Bei allem Übereifer in der Grundlagenforschung, die sich auch diesmal mit gefühlten hundert Referenzen pro Song niederschlägt – von Karl Marx, mit dem bei „Dance The ECB“ nicht nur die Europäische Zentralbank zum Tanzen gebracht wird, über Jean-Jacques Rousseau bis hin zu Peter Weibel und seinem Hotel Morphila Orchester („Liebe ist ein Hospital“) –, sollte eines nicht vergessen werden: die Hinwendung zum Groove und zu den Vorgaben eines slicken Wave-Pop zwischen kurz angeschlagenen Hallgitarren, funky Soul-Bässen und flächigen Keyboardsounds im Stil der 1980er Jahre lässt die Musik selbst vergleichsweise einfach erscheinen. 

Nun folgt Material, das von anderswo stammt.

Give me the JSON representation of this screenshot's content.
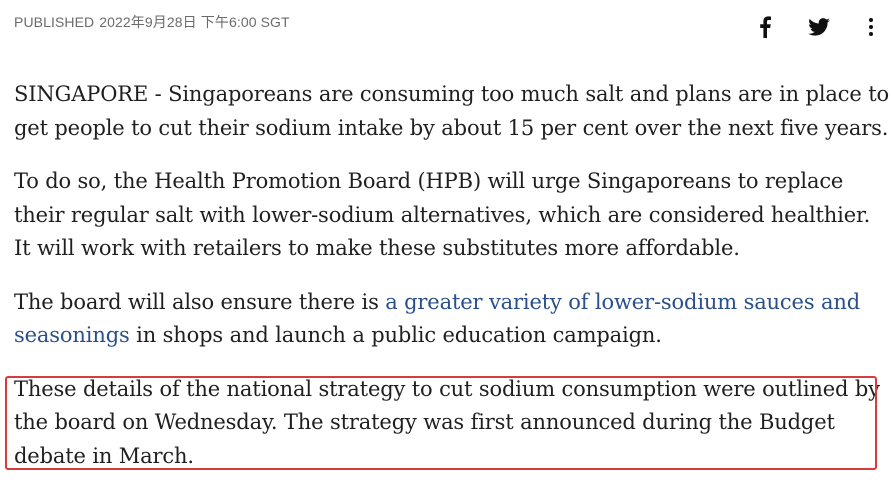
{
  "meta": {
    "published_label": "PUBLISHED",
    "date": "2022年9月28日 下午6:00 SGT"
  },
  "share": {
    "facebook_icon": "facebook-icon",
    "twitter_icon": "twitter-icon",
    "more_icon": "more-icon"
  },
  "article": {
    "p1": "SINGAPORE - Singaporeans are consuming too much salt and plans are in place to get people to cut their sodium intake by about 15 per cent over the next five years.",
    "p2": "To do so, the Health Promotion Board (HPB) will urge Singaporeans to replace their regular salt with lower-sodium alternatives, which are considered healthier. It will work with retailers to make these substitutes more affordable.",
    "p3_before": "The board will also ensure there is ",
    "p3_link": "a greater variety of lower-sodium sauces and seasonings",
    "p3_after": " in shops and launch a public education campaign.",
    "p4": "These details of the national strategy to cut sodium consumption were outlined by the board on Wednesday. The strategy was first announced during the Budget debate in March."
  },
  "colors": {
    "link": "#2a4f8a",
    "highlight_border": "#d93a3a"
  }
}
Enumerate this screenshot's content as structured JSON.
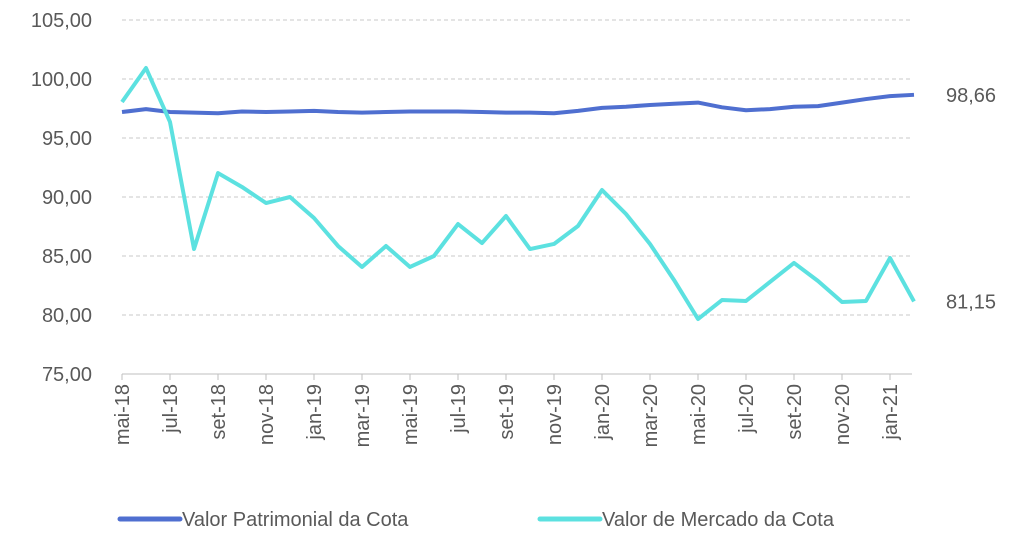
{
  "chart_data": {
    "type": "line",
    "categories": [
      "mai-18",
      null,
      "jul-18",
      null,
      "set-18",
      null,
      "nov-18",
      null,
      "jan-19",
      null,
      "mar-19",
      null,
      "mai-19",
      null,
      "jul-19",
      null,
      "set-19",
      null,
      "nov-19",
      null,
      "jan-20",
      null,
      "mar-20",
      null,
      "mai-20",
      null,
      "jul-20",
      null,
      "set-20",
      null,
      "nov-20",
      null,
      "jan-21",
      null
    ],
    "series": [
      {
        "name": "Valor Patrimonial da Cota",
        "color": "#4f6fd0",
        "values": [
          97.2,
          97.45,
          97.2,
          97.15,
          97.1,
          97.25,
          97.2,
          97.25,
          97.3,
          97.2,
          97.15,
          97.2,
          97.25,
          97.25,
          97.25,
          97.2,
          97.15,
          97.15,
          97.1,
          97.3,
          97.55,
          97.65,
          97.8,
          97.9,
          98.0,
          97.6,
          97.35,
          97.45,
          97.65,
          97.7,
          98.0,
          98.3,
          98.55,
          98.66
        ],
        "value_labels": [
          null,
          null,
          null,
          null,
          null,
          null,
          null,
          null,
          null,
          null,
          null,
          null,
          null,
          null,
          null,
          null,
          null,
          null,
          null,
          null,
          null,
          null,
          null,
          null,
          null,
          null,
          null,
          null,
          null,
          null,
          null,
          null,
          null,
          "98,66"
        ]
      },
      {
        "name": "Valor de Mercado da Cota",
        "color": "#5ce1e0",
        "values": [
          98.05,
          100.93,
          96.36,
          85.59,
          92.03,
          90.85,
          89.49,
          90.0,
          88.22,
          85.85,
          84.07,
          85.85,
          84.07,
          85.0,
          87.71,
          86.1,
          88.39,
          85.59,
          86.02,
          87.54,
          90.59,
          88.56,
          86.02,
          82.97,
          79.66,
          81.27,
          81.19,
          82.8,
          84.41,
          82.88,
          81.1,
          81.19,
          84.83,
          81.15
        ],
        "value_labels": [
          null,
          null,
          null,
          null,
          null,
          null,
          null,
          null,
          null,
          null,
          null,
          null,
          null,
          null,
          null,
          null,
          null,
          null,
          null,
          null,
          null,
          null,
          null,
          null,
          null,
          null,
          null,
          null,
          null,
          null,
          null,
          null,
          null,
          "81,15"
        ]
      }
    ],
    "ylim": [
      75,
      105
    ],
    "yticks": [
      {
        "value": 75,
        "label": "75,00"
      },
      {
        "value": 80,
        "label": "80,00"
      },
      {
        "value": 85,
        "label": "85,00"
      },
      {
        "value": 90,
        "label": "90,00"
      },
      {
        "value": 95,
        "label": "95,00"
      },
      {
        "value": 100,
        "label": "100,00"
      },
      {
        "value": 105,
        "label": "105,00"
      }
    ],
    "grid": true,
    "legend": "bottom"
  }
}
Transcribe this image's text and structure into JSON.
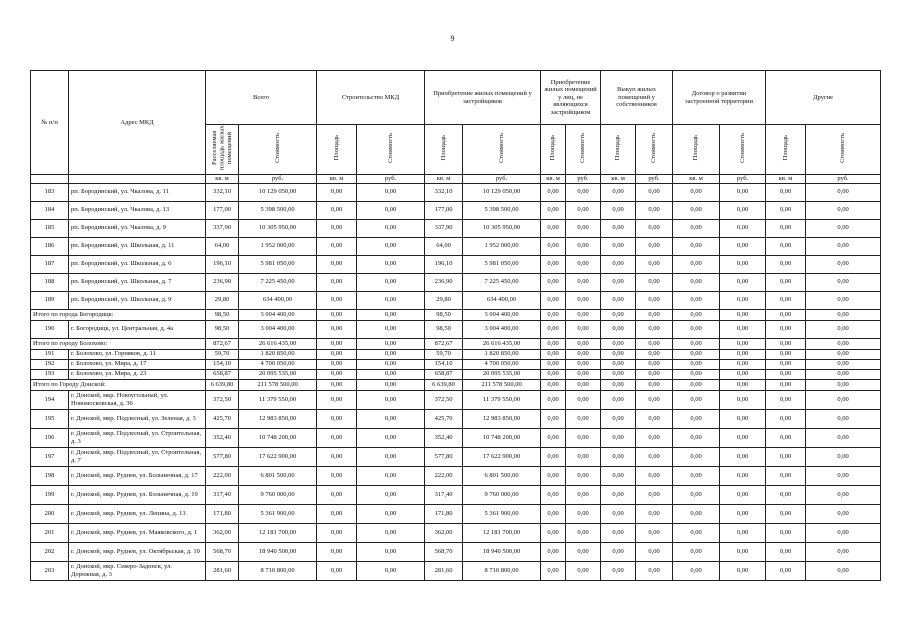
{
  "page_number": "9",
  "header": {
    "num": "№ п/п",
    "address": "Адрес МКД",
    "groups": [
      "Всего",
      "Строительство МКД",
      "Приобретение жилых помещений у застройщиков",
      "Приобретение жилых помещений у лиц, не являющихся застройщиком",
      "Выкуп жилых помещений у собственников",
      "Договор о развитии застроенной территории",
      "Другие"
    ],
    "subs": [
      "Расселяемая площадь жилых помещений",
      "Стоимость",
      "Площадь",
      "Стоимость",
      "Площадь",
      "Стоимость",
      "Площадь",
      "Стоимость",
      "Площадь",
      "Стоимость",
      "Площадь",
      "Стоимость",
      "Площадь",
      "Стоимость"
    ],
    "units": [
      "кв. м",
      "руб.",
      "кв. м",
      "руб.",
      "кв. м",
      "руб.",
      "кв. м",
      "руб.",
      "кв. м",
      "руб.",
      "кв. м",
      "руб.",
      "кв. м",
      "руб."
    ]
  },
  "table": {
    "rows": [
      {
        "num": "183",
        "address": "рп. Бородинский, ул. Чкалова, д. 11",
        "cells": [
          "332,10",
          "10 129 050,00",
          "0,00",
          "0,00",
          "332,10",
          "10 129 050,00",
          "0,00",
          "0,00",
          "0,00",
          "0,00",
          "0,00",
          "0,00",
          "0,00",
          "0,00"
        ]
      },
      {
        "num": "184",
        "address": "рп. Бородинский, ул. Чкалова, д. 13",
        "cells": [
          "177,00",
          "5 398 500,00",
          "0,00",
          "0,00",
          "177,00",
          "5 398 500,00",
          "0,00",
          "0,00",
          "0,00",
          "0,00",
          "0,00",
          "0,00",
          "0,00",
          "0,00"
        ]
      },
      {
        "num": "185",
        "address": "рп. Бородинский, ул. Чкалова, д. 9",
        "cells": [
          "337,90",
          "10 305 950,00",
          "0,00",
          "0,00",
          "337,90",
          "10 305 950,00",
          "0,00",
          "0,00",
          "0,00",
          "0,00",
          "0,00",
          "0,00",
          "0,00",
          "0,00"
        ]
      },
      {
        "num": "186",
        "address": "рп. Бородинский, ул. Школьная, д. 11",
        "cells": [
          "64,00",
          "1 952 000,00",
          "0,00",
          "0,00",
          "64,00",
          "1 952 000,00",
          "0,00",
          "0,00",
          "0,00",
          "0,00",
          "0,00",
          "0,00",
          "0,00",
          "0,00"
        ]
      },
      {
        "num": "187",
        "address": "рп. Бородинский, ул. Школьная, д. 6",
        "cells": [
          "196,10",
          "5 981 050,00",
          "0,00",
          "0,00",
          "196,10",
          "5 981 050,00",
          "0,00",
          "0,00",
          "0,00",
          "0,00",
          "0,00",
          "0,00",
          "0,00",
          "0,00"
        ]
      },
      {
        "num": "188",
        "address": "рп. Бородинский, ул. Школьная, д. 7",
        "cells": [
          "236,90",
          "7 225 450,00",
          "0,00",
          "0,00",
          "236,90",
          "7 225 450,00",
          "0,00",
          "0,00",
          "0,00",
          "0,00",
          "0,00",
          "0,00",
          "0,00",
          "0,00"
        ]
      },
      {
        "num": "189",
        "address": "рп. Бородинский, ул. Школьная, д. 9",
        "cells": [
          "29,80",
          "634 400,00",
          "0,00",
          "0,00",
          "29,80",
          "634 400,00",
          "0,00",
          "0,00",
          "0,00",
          "0,00",
          "0,00",
          "0,00",
          "0,00",
          "0,00"
        ]
      },
      {
        "label": "Итого по города Богородицк:",
        "cells": [
          "98,50",
          "3 004 400,00",
          "0,00",
          "0,00",
          "98,50",
          "3 004 400,00",
          "0,00",
          "0,00",
          "0,00",
          "0,00",
          "0,00",
          "0,00",
          "0,00",
          "0,00"
        ]
      },
      {
        "num": "190",
        "address": "г. Богородицк, ул. Центральная, д. 4а",
        "cells": [
          "98,50",
          "3 004 400,00",
          "0,00",
          "0,00",
          "98,50",
          "3 004 400,00",
          "0,00",
          "0,00",
          "0,00",
          "0,00",
          "0,00",
          "0,00",
          "0,00",
          "0,00"
        ]
      },
      {
        "label": "Итого по городу Болохово:",
        "cells": [
          "872,67",
          "26 616 435,00",
          "0,00",
          "0,00",
          "872,67",
          "26 616 435,00",
          "0,00",
          "0,00",
          "0,00",
          "0,00",
          "0,00",
          "0,00",
          "0,00",
          "0,00"
        ]
      },
      {
        "num": "191",
        "address": "г. Болохово, ул. Горняков, д. 11",
        "cells": [
          "59,70",
          "1 820 850,00",
          "0,00",
          "0,00",
          "59,70",
          "1 820 850,00",
          "0,00",
          "0,00",
          "0,00",
          "0,00",
          "0,00",
          "0,00",
          "0,00",
          "0,00"
        ]
      },
      {
        "num": "192",
        "address": "г. Болохово, ул. Мира, д. 17",
        "cells": [
          "154,10",
          "4 700 050,00",
          "0,00",
          "0,00",
          "154,10",
          "4 700 050,00",
          "0,00",
          "0,00",
          "0,00",
          "0,00",
          "0,00",
          "0,00",
          "0,00",
          "0,00"
        ]
      },
      {
        "num": "193",
        "address": "г. Болохово, ул. Мира, д. 23",
        "cells": [
          "658,87",
          "20 095 535,00",
          "0,00",
          "0,00",
          "658,87",
          "20 095 535,00",
          "0,00",
          "0,00",
          "0,00",
          "0,00",
          "0,00",
          "0,00",
          "0,00",
          "0,00"
        ]
      },
      {
        "label": "Итого по Городу Донской:",
        "cells": [
          "6 639,80",
          "211 578 500,00",
          "0,00",
          "0,00",
          "6 639,80",
          "211 578 500,00",
          "0,00",
          "0,00",
          "0,00",
          "0,00",
          "0,00",
          "0,00",
          "0,00",
          "0,00"
        ]
      },
      {
        "num": "194",
        "address": "г. Донской, мкр. Новоугольный, ул. Новомосковская, д. 36",
        "cells": [
          "372,50",
          "11 379 550,00",
          "0,00",
          "0,00",
          "372,50",
          "11 379 550,00",
          "0,00",
          "0,00",
          "0,00",
          "0,00",
          "0,00",
          "0,00",
          "0,00",
          "0,00"
        ]
      },
      {
        "num": "195",
        "address": "г. Донской, мкр. Подлесный, ул. Зеленая, д. 3",
        "cells": [
          "425,70",
          "12 983 850,00",
          "0,00",
          "0,00",
          "425,70",
          "12 983 850,00",
          "0,00",
          "0,00",
          "0,00",
          "0,00",
          "0,00",
          "0,00",
          "0,00",
          "0,00"
        ]
      },
      {
        "num": "196",
        "address": "г. Донской, мкр. Подлесный, ул. Строительная, д. 3",
        "cells": [
          "352,40",
          "10 748 200,00",
          "0,00",
          "0,00",
          "352,40",
          "10 748 200,00",
          "0,00",
          "0,00",
          "0,00",
          "0,00",
          "0,00",
          "0,00",
          "0,00",
          "0,00"
        ]
      },
      {
        "num": "197",
        "address": "г. Донской, мкр. Подлесный, ул. Строительная, д. 7",
        "cells": [
          "577,80",
          "17 622 900,00",
          "0,00",
          "0,00",
          "577,80",
          "17 622 900,00",
          "0,00",
          "0,00",
          "0,00",
          "0,00",
          "0,00",
          "0,00",
          "0,00",
          "0,00"
        ]
      },
      {
        "num": "198",
        "address": "г. Донской, мкр. Руднев, ул. Больничная, д. 17",
        "cells": [
          "222,00",
          "6 801 500,00",
          "0,00",
          "0,00",
          "222,00",
          "6 801 500,00",
          "0,00",
          "0,00",
          "0,00",
          "0,00",
          "0,00",
          "0,00",
          "0,00",
          "0,00"
        ]
      },
      {
        "num": "199",
        "address": "г. Донской, мкр. Руднев, ул. Больничная, д. 19",
        "cells": [
          "317,40",
          "9 760 000,00",
          "0,00",
          "0,00",
          "317,40",
          "9 760 000,00",
          "0,00",
          "0,00",
          "0,00",
          "0,00",
          "0,00",
          "0,00",
          "0,00",
          "0,00"
        ]
      },
      {
        "num": "200",
        "address": "г. Донской, мкр. Руднев, ул. Ленина, д. 13",
        "cells": [
          "171,80",
          "5 361 900,00",
          "0,00",
          "0,00",
          "171,80",
          "5 361 900,00",
          "0,00",
          "0,00",
          "0,00",
          "0,00",
          "0,00",
          "0,00",
          "0,00",
          "0,00"
        ]
      },
      {
        "num": "201",
        "address": "г. Донской, мкр. Руднев, ул. Маяковского, д. 1",
        "cells": [
          "362,00",
          "12 181 700,00",
          "0,00",
          "0,00",
          "362,00",
          "12 181 700,00",
          "0,00",
          "0,00",
          "0,00",
          "0,00",
          "0,00",
          "0,00",
          "0,00",
          "0,00"
        ]
      },
      {
        "num": "202",
        "address": "г. Донской, мкр. Руднев, ул. Октябрьская, д. 10",
        "cells": [
          "568,70",
          "18 940 500,00",
          "0,00",
          "0,00",
          "568,70",
          "18 940 500,00",
          "0,00",
          "0,00",
          "0,00",
          "0,00",
          "0,00",
          "0,00",
          "0,00",
          "0,00"
        ]
      },
      {
        "num": "203",
        "address": "г. Донской, мкр. Северо-Задонск, ул. Дорожная, д. 3",
        "cells": [
          "281,60",
          "8 710 800,00",
          "0,00",
          "0,00",
          "281,60",
          "8 710 800,00",
          "0,00",
          "0,00",
          "0,00",
          "0,00",
          "0,00",
          "0,00",
          "0,00",
          "0,00"
        ]
      }
    ]
  }
}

Dancefloor-Sophistication 

Unter besonderer Berücksichtigung alter Helden wie Prefab Sprout und bisweilen auch Roxy Music entsteht zwar abermals sanft aus der Zeit gefallene Musik – diese wendet sich vom Gestus einer in sich versunkenen Hinterhof-Bohème allerdings ab und setzt stattdessen auf einen schillernden Popbegriff zwischen repetitiven Strukturen, einprägsamen Arrangements und homogen im mittleren Tempobereich angelegter Dancefloor-Sophistication. Im Gegensatz zu Spechtls zumindest nur teils bestätigter Behauptung, auch die Texte selbst seien expliziter geworden, hat man es zweifelsohne mit dem musikalisch eingängigsten Album von Ja, Panik zu tun. Das macht Spaß und funktioniert auch, wenn die Bläser auf den Spuren von Roxy Music in ihrer „Avalon“-Phase wandeln („Eigentlich wissen es alle“) oder der (Schön-)Geist eines Bryan-Ferry-Songs wie „Don’t Stop The Dance“ das smoothe „Chain Gang“ durchweht. Vor allem aber, wie die in der Zwischenzeit vom Fünfer zum Trio geschrumpfte Band bei „Radio Libertatia“ den am Papier schwierigen Brückenschlag zwischen einem anfänglichen Talking-Heads-Beat, früher Blumfeld-Ästhetik und der zu Spechtls Denglisch passenden Falco-Intonation meistert, um dabei ebenso ungewohnt wie erfrischend ausgelassen zu klingen, ist in der Tat ziemlich fantastisch.

Mit dem Saxofon über den Dancefloor und ab nach Utopia? Das klingt verrückt. Aber es funktioniert!